Brady Kimberly L, Hurst Eva A
*Department of Dermatology, Roswell Park Cancer Institute, Buffalo, New York;†Division of Dermatology, Washington University School of Medicine, St. Louis, Missouri.
Dermatol Surg. 2017 Feb;43(2):281-286. doi: 10.1097/DSS.0000000000000943.
Sebaceous carcinoma is a rare and potentially aggressive adnexal neoplasm with historic data indicating high rates of recurrence, metastasis, and cancer-specific mortality.
To evaluate the incidence of local recurrence, metastasis, disease-specific mortality, and all-cause mortality and to identify work-up approaches.
PATIENTS AND METHODS/MATERIALS: Retrospective review of patients with sebaceous carcinoma treated with Mohs micrographic surgery between 2001 and 2013 at one institution.
Thirty-seven patients had 45 sebaceous carcinomas located on the periocular region (13%), non-periocular face (47%), scalp (7%), neck (4%), trunk (9%), and extremities (20%). The mean age was 66.1 years, and 24 (65%) patients were male. Five patients had Muir-Torre syndrome (MTS) or Lynch syndrome. Seven of 12 tumors showed loss of expression of ≥1 mismatch repair gene. The most common work-up involved taking a detailed personal and family medical history. No local recurrences, metastases, or disease-specific deaths occurred during an average follow-up of 3.6 years.
Mohs micrographic surgery is an effective treatment for sebaceous carcinoma. Detailed history taking, age-appropriate cancer screening, and immunohistochemical staining with MLH1, MSH2, or MSH6 is helpful in identifying which patients should be referred to a geneticist for work-up of MTS.

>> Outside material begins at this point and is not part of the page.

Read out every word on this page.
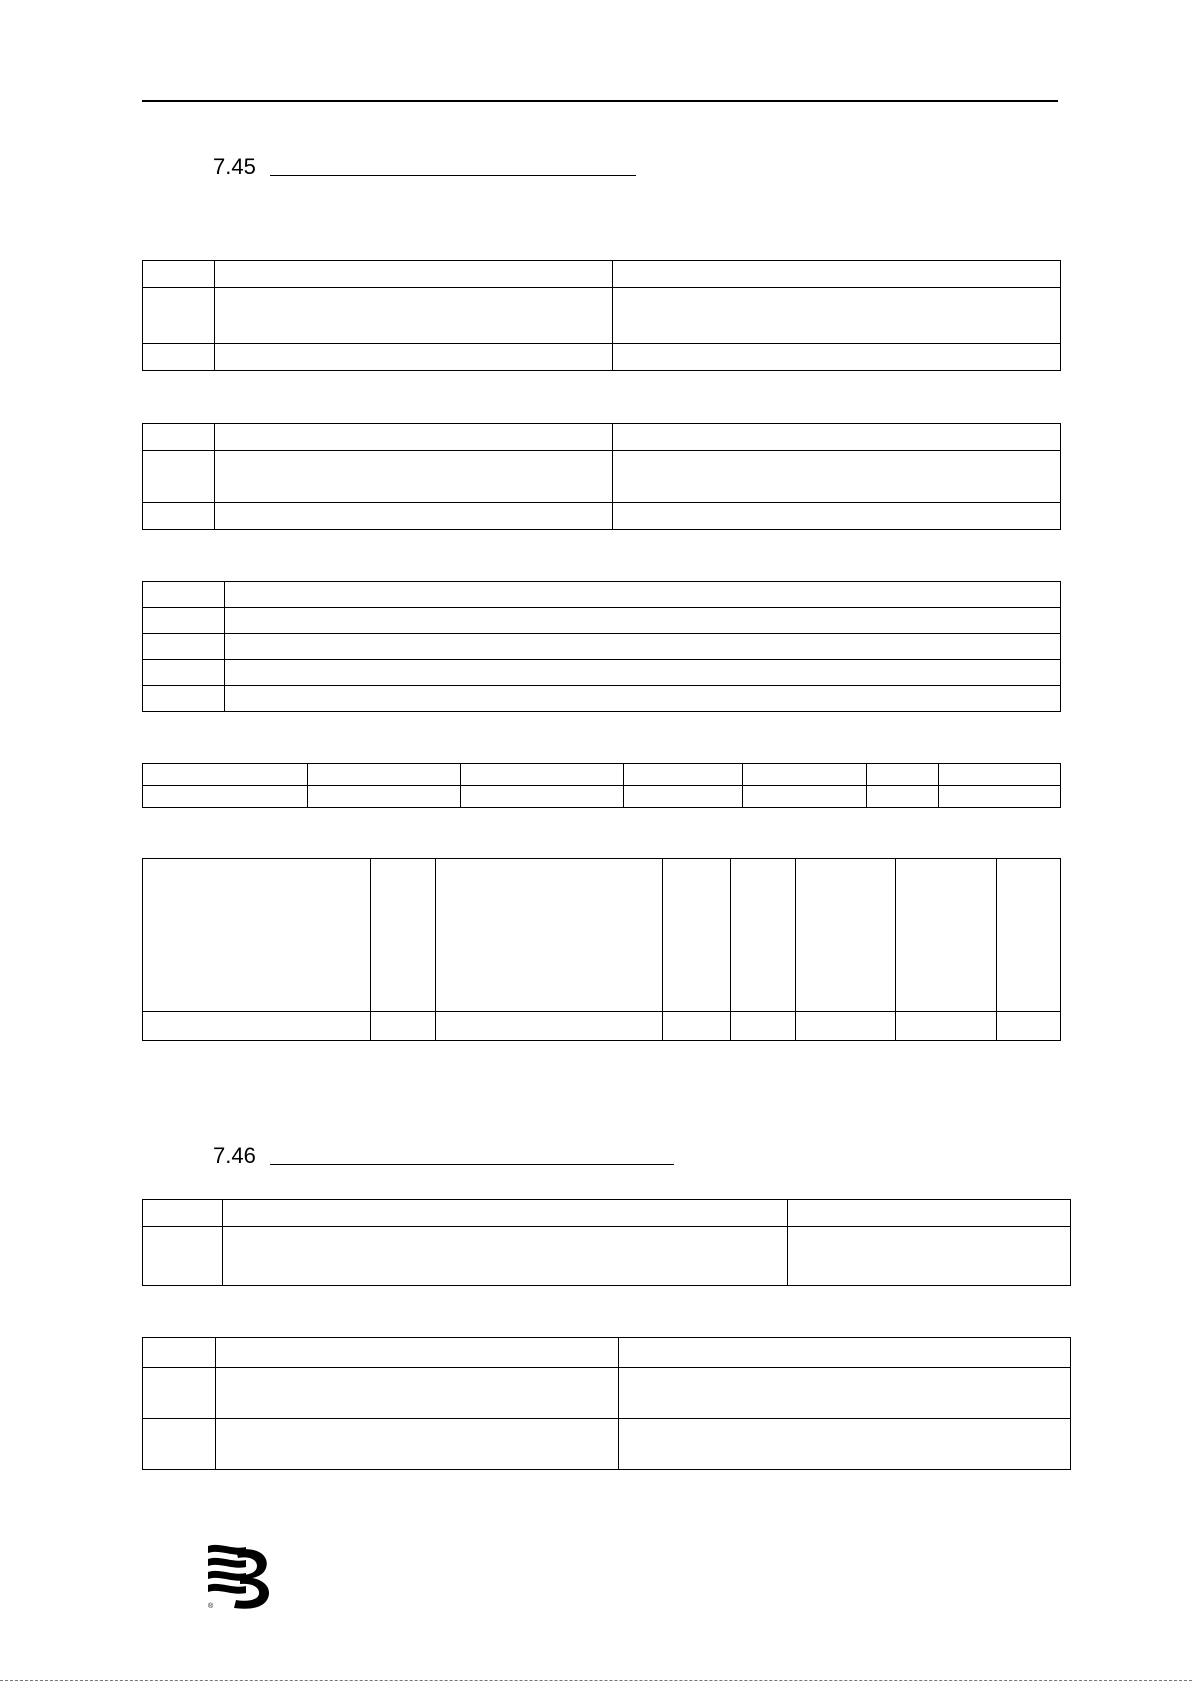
7.45

7.46

®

皮脂腺癌是一种罕见且具有潜在侵袭性的附属器肿瘤,历史数据表明其复发、转移及癌症特异性死亡率较高。
评估局部复发、转移、疾病特异性死亡率及全因死亡率的发生率,并确定检查方法。
患者与方法/材料:对2001年至2013年在一家机构接受莫氏显微外科手术治疗的皮脂腺癌患者进行回顾性研究。
37例患者有45处皮脂腺癌,位于眼周区域(13%)、非眼周面部(47%)、头皮(7%)、颈部(4%)、躯干(9%)和四肢(20%)。平均年龄为66.1岁,24例(65%)患者为男性。5例患者患有穆尔-托雷综合征(MTS)或林奇综合征。12个肿瘤中有7个显示≥1个错配修复基因表达缺失。最常见的检查方法是详细询问个人及家族病史。在平均3.6年的随访期间,未发生局部复发、转移或疾病特异性死亡。
莫氏显微外科手术是治疗皮脂腺癌的有效方法。详细询问病史、进行适合年龄的癌症筛查以及用MLH1、MSH2或MSH6进行免疫组化染色有助于确定哪些患者应转诊给遗传学家进行MTS检查。